When I dedicate my time to listen to a friend in need, am I working?
Maybe it’s just me, but sometimes I have the feeling that work is mostly seen as something we have to do in order to earn enough money to do what we want to do. Every study says that machines will do more and more of our work. Maybe we should ask ourselves what work in the first place is.
One of the good things about travelling is that it forces me to reassess my habits.
Our life runs on habits. And of most of them, we are not aware.
Without automatic habits, we would have to think deliberately before doing anything. That doesn’t sound efficient at all.
Luckily for us, our brain and body have the incredible capacity to identify and implement patterns that allow us to function efficiently in our environments.
Automatic habits are vital elements of our life, as long as they are good ones. With good ones I mean the patterns that help us thriving and improve the quality of our life.

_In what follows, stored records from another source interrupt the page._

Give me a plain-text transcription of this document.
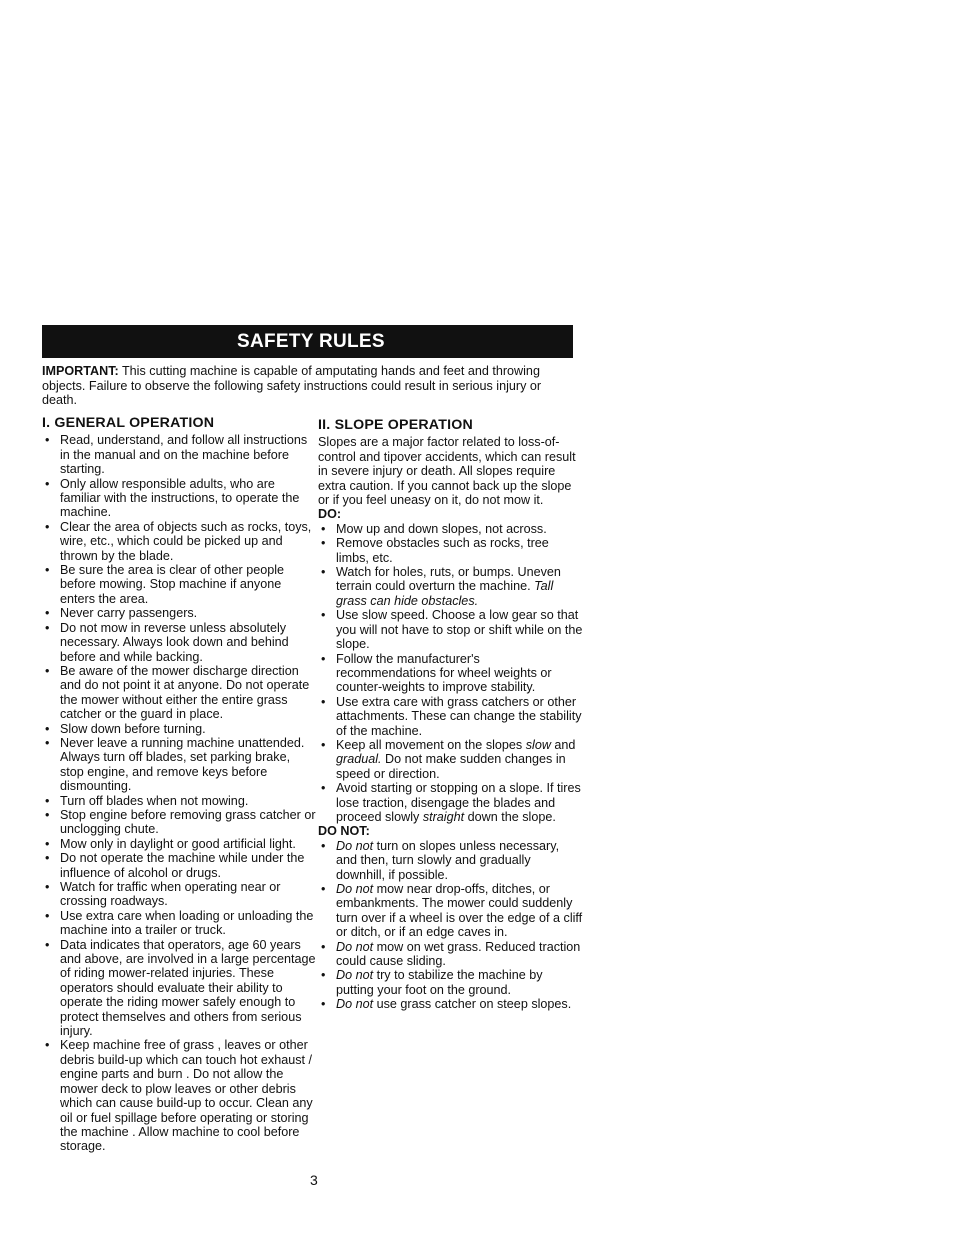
SAFETY RULES
IMPORTANT: This cutting machine is capable of amputating hands and feet and throwing objects. Failure to observe the following safety instructions could result in serious injury or death.
I. GENERAL OPERATION
• Read, understand, and follow all instructions in the manual and on the machine before starting.
• Only allow responsible adults, who are familiar with the instructions, to operate the machine.
• Clear the area of objects such as rocks, toys, wire, etc., which could be picked up and thrown by the blade.
• Be sure the area is clear of other people before mowing. Stop machine if anyone enters the area.
• Never carry passengers.
• Do not mow in reverse unless absolutely necessary. Always look down and behind before and while backing.
• Be aware of the mower discharge direction and do not point it at anyone. Do not operate the mower without either the entire grass catcher or the guard in place.
• Slow down before turning.
• Never leave a running machine unattended. Always turn off blades, set parking brake, stop engine, and remove keys before dismounting.
• Turn off blades when not mowing.
• Stop engine before removing grass catcher or unclogging chute.
• Mow only in daylight or good artificial light.
• Do not operate the machine while under the influence of alcohol or drugs.
• Watch for traffic when operating near or crossing roadways.
• Use extra care when loading or unloading the machine into a trailer or truck.
• Data indicates that operators, age 60 years and above, are involved in a large percentage of riding mower-related injuries. These operators should evaluate their ability to operate the riding mower safely enough to protect themselves and others from serious injury.
• Keep machine free of grass , leaves or other debris build-up which can touch hot exhaust / engine parts and burn . Do not allow the mower deck to plow leaves or other debris which can cause build-up to occur. Clean any oil or fuel spillage before operating or storing the machine . Allow machine to cool before storage.
II. SLOPE OPERATION

Slopes are a major factor related to loss-of-control and tipover accidents, which can result in severe injury or death. All slopes require extra caution. If you cannot back up the slope or if you feel uneasy on it, do not mow it.

DO:

• Mow up and down slopes, not across.
• Remove obstacles such as rocks, tree limbs, etc.
• Watch for holes, ruts, or bumps. Uneven terrain could overturn the machine. Tall grass can hide obstacles.
• Use slow speed. Choose a low gear so that you will not have to stop or shift while on the slope.
• Follow the manufacturer's recommendations for wheel weights or counter-weights to improve stability.
• Use extra care with grass catchers or other attachments. These can change the stability of the machine.
• Keep all movement on the slopes slow and gradual. Do not make sudden changes in speed or direction.
• Avoid starting or stopping on a slope. If tires lose traction, disengage the blades and proceed slowly straight down the slope.

DO NOT:

• Do not turn on slopes unless necessary, and then, turn slowly and gradually downhill, if possible.
• Do not mow near drop-offs, ditches, or embankments. The mower could suddenly turn over if a wheel is over the edge of a cliff or ditch, or if an edge caves in.
• Do not mow on wet grass. Reduced traction could cause sliding.
• Do not try to stabilize the machine by putting your foot on the ground.
• Do not use grass catcher on steep slopes.
3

But the same process also works for bad habits. The ones that don’t support our growth but impact negatively on our life.
When behaviour becomes automatic, it also becomes invisible.
So, most of the time we are not aware of our habits, nor we can’t distinguish a good from a bad one.
Any change begins with awareness.
There are three practices that I found helpful to gain awareness about our automatic habits.
Introspection, using a tracking system and travelling.
The first one helps you take a pause and observe your life from a new perspective.
A tracking system can help you notice the effects of invisible behaviours in your daily routine.
Travelling takes you to new environments and disrupts your habits. In my case, it forces me to reassess my morning rituals to understand which ones are essential.
Last week I was in Rome and, no matter how many time I’ve already visited, I’m always in awe before the majesty of the buildings, temples, fountains, squares, churches, palaces. Everything in Rome is monumental.
I was reminded of this article I read about the positive effect of experiencing awe in our life.
Being before a temple that is more than 2000 years old, forced me to redefine my perspective on time. It the same feeling I had when I was driving in Patagonia. That vastity redefined my perspective on space. Art is another source of awe, a glimpse into the vastity of human beauty and creativity.
According to Amie Gordon, PhD, Principal Research Scientist in the Emotion, Health, and Psychophysiology Lab at the University of California-San Francisco, awe is about novelty and vastness. Something that doesn’t fit with what we already know and forces us to change our perspective.
It would be easy to think that the only sources of awe are external experiences.
But look at children, they live in a state of awe. Because they know less they create the experience of newness and vastity our of everything.
We should learn from them the art of being inspired.